A day before the start of the NATO summit, a top U.S. congressman brought up Canada as a source of frustration without any prompting.
When asked about American allies who are pulling their weight in defence spending, the Republican speaker of the House of Representatives pivoted to the exception on his mind:
“By contrast, shamefully, [there’s] Canada,” Mike Johnson said during a think-tank event in Washington.
“Talk about riding on America’s coattails. They have the safety and security of being on our border and not having to worry about that. I think that’s shameful.”
It’s been said Canada is in the hot seat at the NATO summit, which is unfolding amid a spike in global tension that has countries ramping up defence spending. Nearly one-quarter of U.S. senators, from both parties, have written an unusually caustic letter to Prime Minister Justin Trudeau demanding a plan to hit the alliance’s minimum spending goal.
But it could get a lot hotter next year.
Even as Trudeau toured Capitol Hill on Tuesday, there were reminders that, within months, the leader of Johnson’s party, Donald Trump, could be president again.
Trump is the proverbial elephant in the room at this year’s summit.
Had Canada’s prime minister wandered down the corridor, to the left, from his meeting with Senate leaders, he would have witnessed a party in unseemly disarray.
A dense swarm of reporters had gathered outside a room where Democratic lawmakers were meeting to discuss their widespread fear that President Joe Biden is destined for electoral doom.

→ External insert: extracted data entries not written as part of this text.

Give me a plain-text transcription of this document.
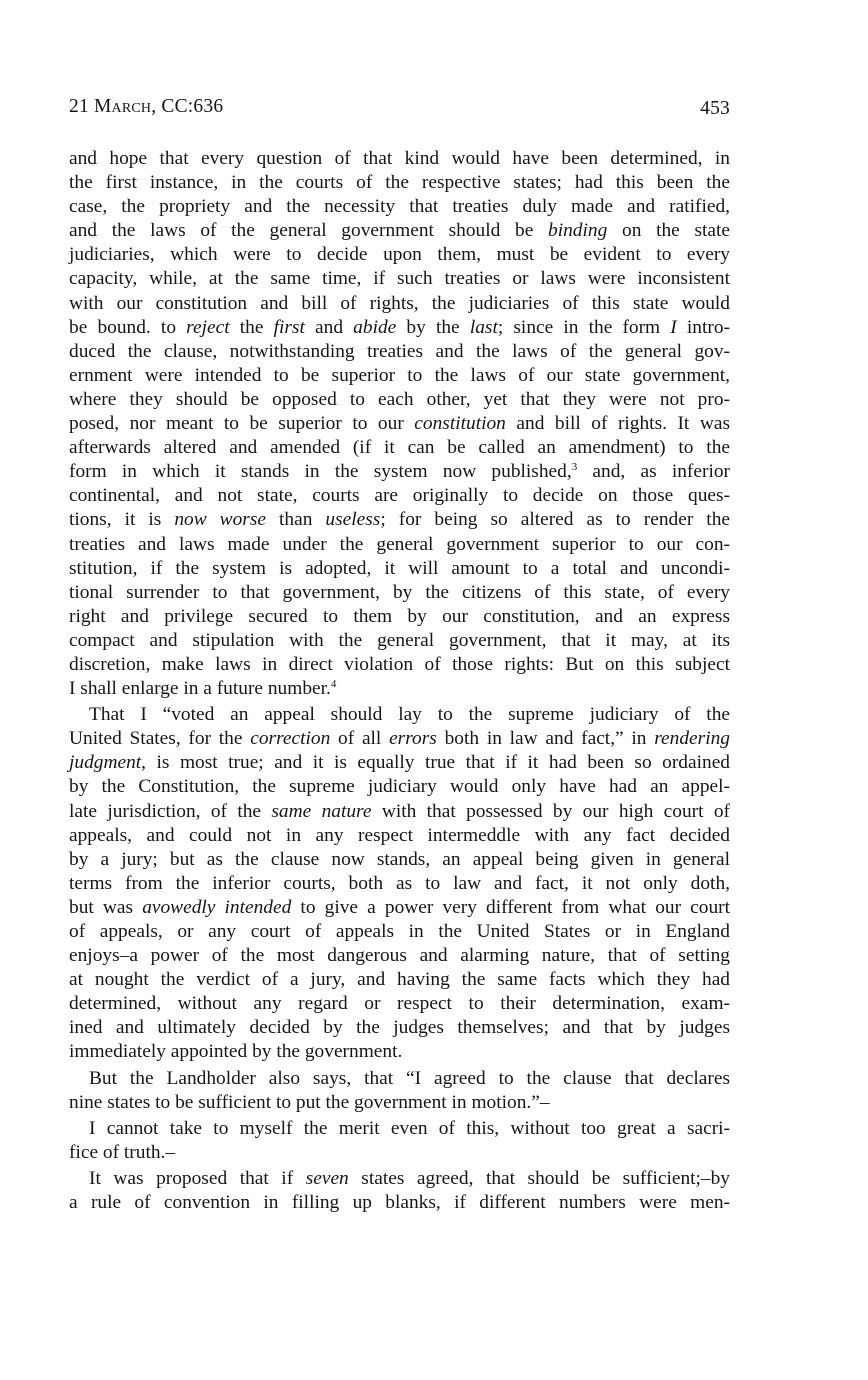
21 March, CC:636	453
and hope that every question of that kind would have been determined, in
the first instance, in the courts of the respective states; had this been the
case, the propriety and the necessity that treaties duly made and ratified,
and the laws of the general government should be binding on the state
judiciaries, which were to decide upon them, must be evident to every
capacity, while, at the same time, if such treaties or laws were inconsistent
with our constitution and bill of rights, the judiciaries of this state would
be bound. to reject the first and abide by the last; since in the form I intro-
duced the clause, notwithstanding treaties and the laws of the general gov-
ernment were intended to be superior to the laws of our state government,
where they should be opposed to each other, yet that they were not pro-
posed, nor meant to be superior to our constitution and bill of rights. It was
afterwards altered and amended (if it can be called an amendment) to the
form in which it stands in the system now published,$^3$ and, as inferior
continental, and not state, courts are originally to decide on those ques-
tions, it is now worse than useless; for being so altered as to render the
treaties and laws made under the general government superior to our con-
stitution, if the system is adopted, it will amount to a total and uncondi-
tional surrender to that government, by the citizens of this state, of every
right and privilege secured to them by our constitution, and an express
compact and stipulation with the general government, that it may, at its
discretion, make laws in direct violation of those rights: But on this subject
I shall enlarge in a future number.$^4$
That I “voted an appeal should lay to the supreme judiciary of the
United States, for the correction of all errors both in law and fact,” in rendering
judgment, is most true; and it is equally true that if it had been so ordained
by the Constitution, the supreme judiciary would only have had an appel-
late jurisdiction, of the same nature with that possessed by our high court of
appeals, and could not in any respect intermeddle with any fact decided
by a jury; but as the clause now stands, an appeal being given in general
terms from the inferior courts, both as to law and fact, it not only doth,
but was avowedly intended to give a power very different from what our court
of appeals, or any court of appeals in the United States or in England
enjoys–a power of the most dangerous and alarming nature, that of setting
at nought the verdict of a jury, and having the same facts which they had
determined, without any regard or respect to their determination, exam-
ined and ultimately decided by the judges themselves; and that by judges
immediately appointed by the government.
But the Landholder also says, that “I agreed to the clause that declares
nine states to be sufficient to put the government in motion.”–
I cannot take to myself the merit even of this, without too great a sacri-
fice of truth.–
It was proposed that if seven states agreed, that should be sufficient;–by
a rule of convention in filling up blanks, if different numbers were men-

So what would a Trump comeback mean if he does, indeed, win this fall? Trump has already threatened to stop defending NATO countries who don’t meet their spending commitment.
Some of his allies say to count on Trump being aggressive with the stick against friendly countries, more so than Biden’s carrot approach.
Trump would ‘ratchet up’ the pressure
“The pressure will ratchet up,” North Dakota Republican Sen. Kevin Cramer told CBC News.
“Because Donald Trump’s already proven he’ll do that. And he’s done it to great effect with other NATO nations.”
Cramer made clear he hopes it never comes to this. While Canada deserves the criticism it’s getting, he said, he predicts that there’s enough national pride to want to be a more useful international ally, and that Canadians themselves will demand it.
He acknowledged Canada has, in fact, increased spending, and joked that, even if he’d never vote for Trudeau, the prime minister was charming in their meeting this week.
Biden’s allies argue their good-cop approach has borne fruit: The vast majority of NATO members have, like Canada, increased spending since Trump left office.
But Canada, unlike most, has no plan to hit two per cent of GDP that NATO members have agreed to spend on defence and security.
What could pressure Ottawa to meet that target? In other words, what’s the stick? Cramer said he can’t think of one, off the top of his head.
‘There have to be consequences’ for Canada: Trump ally
One Trump ally has ideas. He shared them with CBC News.
With the U.S. national debt exploding, security threats proliferating, and a sluggish American defence industry struggling to produce weapons and ships on time, Elbridge Colby says an increasingly overstretched U.S. can’t keep giving allies a pass.
Colby was a senior defence strategist in the last Trump administration and widely expected to land an even higher-level national-security role in any future one.
He said Biden has erred by not threatening allies with repercussions.
“There have to be consequences,” Colby said.
“If you care about NATO and collective defence, more than anyone else, you should be sure that there have to be penalties, because in a sense, we’ve gotten to a point where clearly someone like Prime Minister Trudeau openly flouts and doesn’t listen to sort of sweet nothings and the blandishments [of U.S. officials].”
In his view, the potential penalties could range from sidelining Canada from international meetings — even the G7 — or economic actions, such as the 10 per cent global tariff Trump is threatening.
“Those are all fair game,” Colby said. “Because obviously Canada is not going to be moved by things strictly in the military domain.”
Elections as a way to change military spending
Colby stresses that he is not speaking for Trump or his campaign. However, he said, he would advise Trump, in whatever capacity he might be serving, to use whatever tool he has in international relations to create that pressure.
“There has to be some accountability,” he said, for allies that moralize about international affairs without investing in it, while rewarding countries that do meet their commitments, like South Korea and Poland.
One difference between Canada and those two countries is their proximity to aggressive U.S. rivals, Russia and China.
The Republican senator from North Dakota acknowledged that Canada has, at the moment, little reason to fear for its own security.
“The United States is always going to look out for Canada if for no other reason than that the Arctic is a very important domain and route,” said Cramer, who co-leads a Canada-U.S. congressional group.
“They’re just too important to abandon and I don’t want to get into the threat business. I think it’s not appropriate and not fruitful.”
He quipped that maybe elections in Canada might change the country’s military spending trajectory.
If not, then, maybe elections in the U.S.